Fetch datapackage descriptor for dataset either from cache or Zenodo.

get_resources(dataset: str, cached_only: bool = False, skip_optimally_cached: bool = False, **filters: Any) collections.abc.Iterator[tuple[pudl.workspace.resource_cache.PudlResourceKey, bytes]][source]#

Return content of the matching resources.

Parameters:
  • dataset – name of the dataset to query.

  • cached_only – if True, only retrieve resources that are present in the cache.

  • skip_optimally_cached – if True, only retrieve resources that are not optimally cached. This triggers attempt to optimally cache these resources.

  • filters (key=val) – only return resources that match the key-value mapping in their

  • metadata["parts"].

Yields:

(PudlResourceKey, io.BytesIO) holding content for each matching resource

remove_from_cache(res: pudl.workspace.resource_cache.PudlResourceKey) None[source]#

Remove given resource from the associated cache.

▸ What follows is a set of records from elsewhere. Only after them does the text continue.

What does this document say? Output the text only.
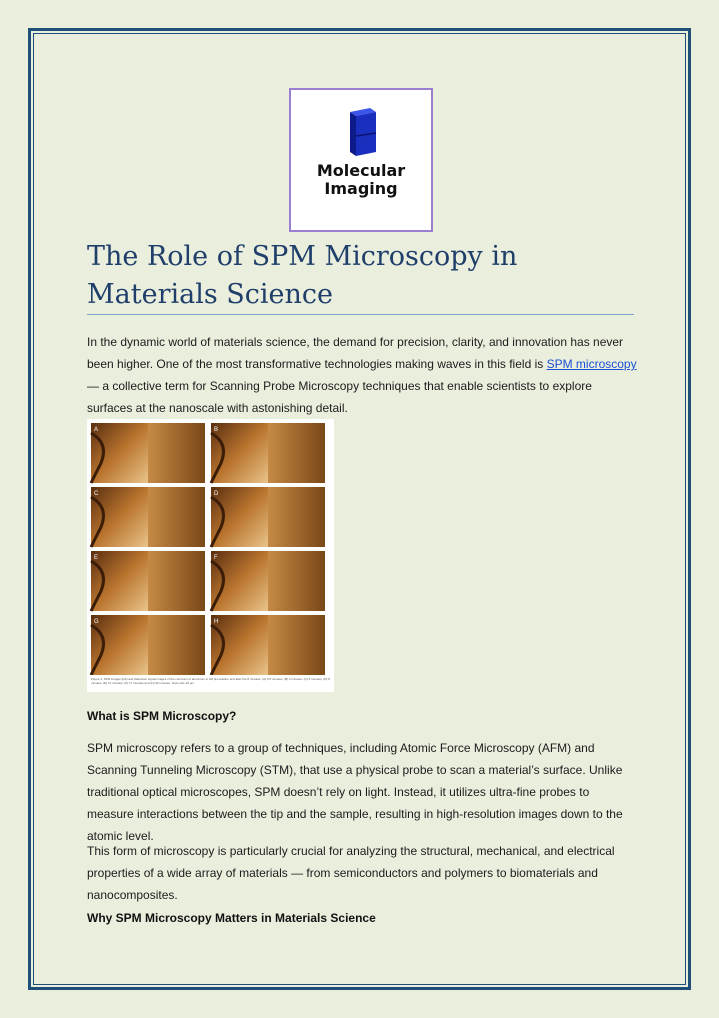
Molecular
Imaging
The Role of SPM Microscopy in
Materials Science

In the dynamic world of materials science, the demand for precision, clarity, and innovation has never been higher. One of the most transformative technologies making waves in this field is SPM microscopy — a collective term for Scanning Probe Microscopy techniques that enable scientists to explore surfaces at the nanoscale with astonishing detail.

A	B
C	D
E	F
G	H
Figure 3. SPM images (left) and deflection signal images of the corrosion of aluminum in 1M pH solution and after the 8 minutes: (A) 0.5 minutes, (B) 4 minutes, (C) 6 minutes, (D) 8 minutes, (E) 12 minutes, (F) 17 minutes and (H) 22 minutes. Scan size 10 µm.

What is SPM Microscopy?

SPM microscopy refers to a group of techniques, including Atomic Force Microscopy (AFM) and Scanning Tunneling Microscopy (STM), that use a physical probe to scan a material’s surface. Unlike traditional optical microscopes, SPM doesn’t rely on light. Instead, it utilizes ultra-fine probes to measure interactions between the tip and the sample, resulting in high-resolution images down to the atomic level.

This form of microscopy is particularly crucial for analyzing the structural, mechanical, and electrical properties of a wide array of materials — from semiconductors and polymers to biomaterials and nanocomposites.

Why SPM Microscopy Matters in Materials Science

get_unique_resource(dataset: str, **filters: Any) bytes[source]#

Returns content of a resource assuming there is exactly one that matches.

get_zipfile_resource(dataset: str, **filters: Any) zipfile.ZipFile[source]#

Retrieves unique resource and opens it as a ZipFile.

get_zipfile_resources(dataset: str, **filters: Any) collections.abc.Iterator[tuple[pudl.workspace.resource_cache.PudlResourceKey, zipfile.ZipFile]][source]#

Iterates over resources that match filters and opens each as ZipFile.

get_zipfile_file_names(zip_file: zipfile.ZipFile)[source]#

Given a zipfile, return a list of the file names in it.

pudl.workspace.datastore.validate_cache(dstore: Datastore, datasets: list[str], partition: dict[str, int | str]) None[source]#

Validate elements in the datastore cache.

Delete invalid entries from cache.

pudl.workspace.datastore.fetch_resources(dstore: Datastore, datasets: list[str], partition: dict[str, int | str], cloud_cache_path: str, bypass_local_cache: bool) None[source]#

Retrieve all matching resources and store them in the cache.